July 21, 2004
It Seemed Like A Good Idea At The Time

Something I'd almost forgotten from about six years ago:

I was working as a computer programming, using a propriety language similar to Visual Basic. One day the boss decided that we needed to standardize all our variable names, using three simple and (apparently) sensible rules:

  1. All variable names must begin with a single letter followed by an underline.
  2. The letter must be capital for global variables, small for local. Or maybe it was the other way around: it hardly matters.
  3. The letter must indicate the variable type: S or s for character strings, I or i for integers, L or l for long integers, F or f for floating point, B or b for binary/logic variables (True/False) -- there may have been one or two other kinds.

Does this seem reasonable to you? If so, you haven't thought it through. In many screen fonts, including the one used by our editing interface, I (capital Eye) and l (small Ell) are indistinguishable, so we ended up unable to tell the difference between variables the software was treating as different. It only took a few days to convince the boss to let us change all the variable names back to the old chaotic but legible system, but very little got done that week except the electronic equivalent of digging holes and filling them up again.

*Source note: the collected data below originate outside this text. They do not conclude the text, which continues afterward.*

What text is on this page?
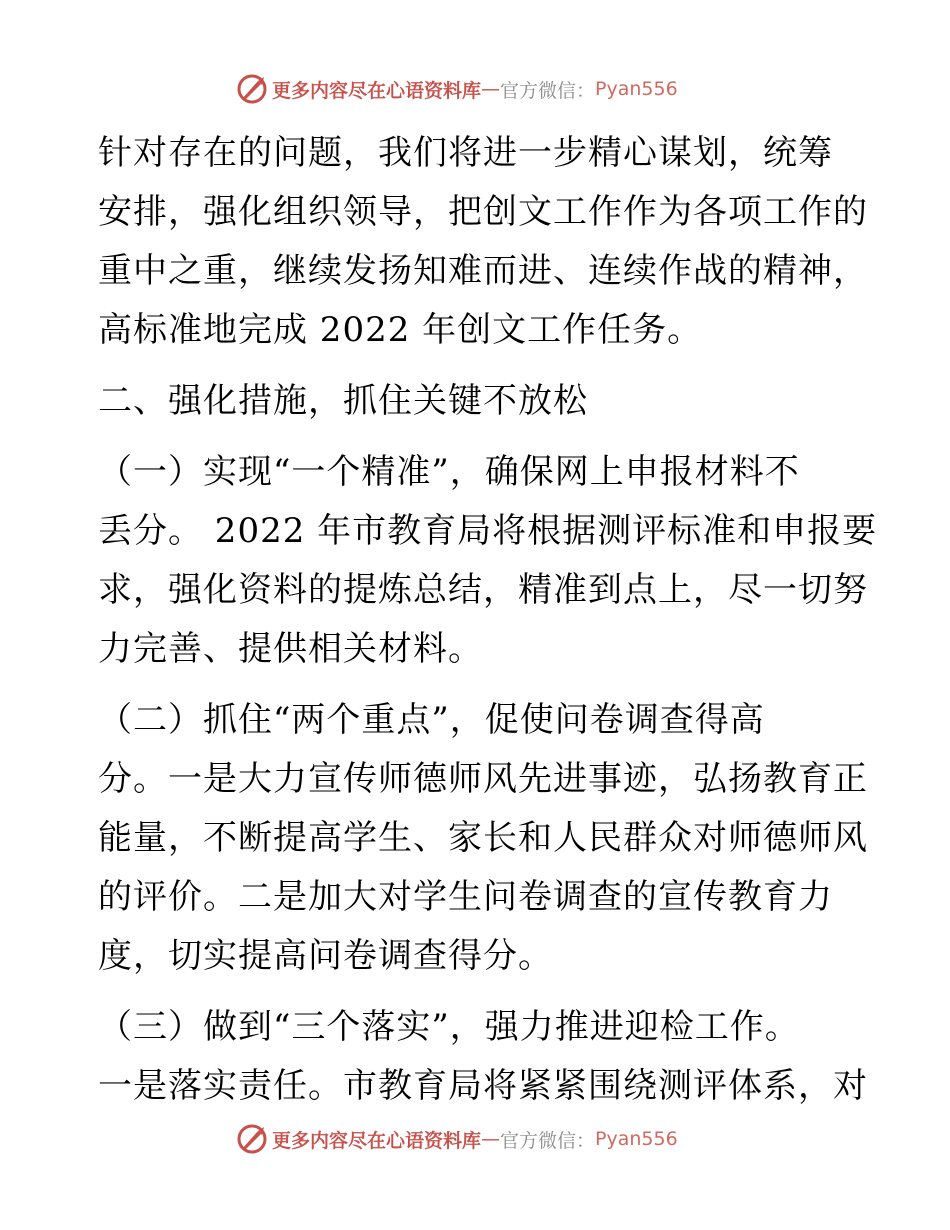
更多内容尽在心语资料库 — 官方微信： Pyan556

针对存在的问题，我们将进一步精心谋划，统筹
安排，强化组织领导，把创文工作作为各项工作的
重中之重，继续发扬知难而进、连续作战的精神，
高标准地完成 2022 年创文工作任务。

二、强化措施，抓住关键不放松

（一）实现“一个精准”，确保网上申报材料不
丢分。 2022 年市教育局将根据测评标准和申报要
求，强化资料的提炼总结，精准到点上，尽一切努
力完善、提供相关材料。

（二）抓住“两个重点”，促使问卷调查得高
分。一是大力宣传师德师风先进事迹，弘扬教育正
能量，不断提高学生、家长和人民群众对师德师风
的评价。二是加大对学生问卷调查的宣传教育力
度，切实提高问卷调查得分。

（三）做到“三个落实”，强力推进迎检工作。
一是落实责任。市教育局将紧紧围绕测评体系，对

更多内容尽在心语资料库 — 官方微信： Pyan556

Posted by Dr. Weevil at July 21, 2004 10:42 PM
Comments

Well, you could have used a two-character designator. For example, you could have used "EYE-EN" for Integers and "ELL-EN" for Longs.

*Ducks and runs for cover.*

Posted by: Pious Agnostic on July 22, 2004 10:25 AM

Oh, man. Large-steaming-mess-on-a-plate. I work with a website where the potential for confusion is a lot lower than that (I'd have said practically nil, before certain experiences publishing it last week). But. Never, ever introduce a new naming scheme unless you know exactly what you're doing. The consequences are not pleasant.

Posted by: Michelle Dulak Thomson on July 22, 2004 11:07 PM

I forgot to mention: variable names were limited to (I think) 32 characters, and there were hundreds of them that needed to be distinguished, so adding two characters at the beginning was enough to force us to shorten a few. Three would have been worse.

Posted by: Dr. Weevil on July 23, 2004 08:17 AM

By any chance was this language "Turbo Pascal"?

Posted by: Pious Agnostic on July 23, 2004 09:17 AM

I have a vague memory that in Fortran77 you could actually specify an include which would redefine a given glyph as a completely different alphanumeric value in the code itself. For example, all L's could be turned into the code equivalent of a number 3. Pure evil ensued when one did the following to an unsuspecting sophomore physics student:

Text find and replace l and 1 (Ell and One), causing a visual mess.

Redefine "l" as "1," causing a logical mess that behaves the same way.

Sit back, relax, and drink in the schadenfreude as victim beats his head against the computer for several hours as he tries to figure out what the hell is wrong with his code...

Posted by: Old Oligarch on July 26, 2004 01:30 AM

You would have loved Hungarian notation. 1 byte - ha! They had special values for, say, a pointer to an array of longs, etc.

The Hungarian notation isn't based on the looks but rather the practices of Microsoft's Charles Simonyi.

Posted by: J Bowen on August 1, 2004 04:16 PM

Couldn't you have just used "N" instead of "I"?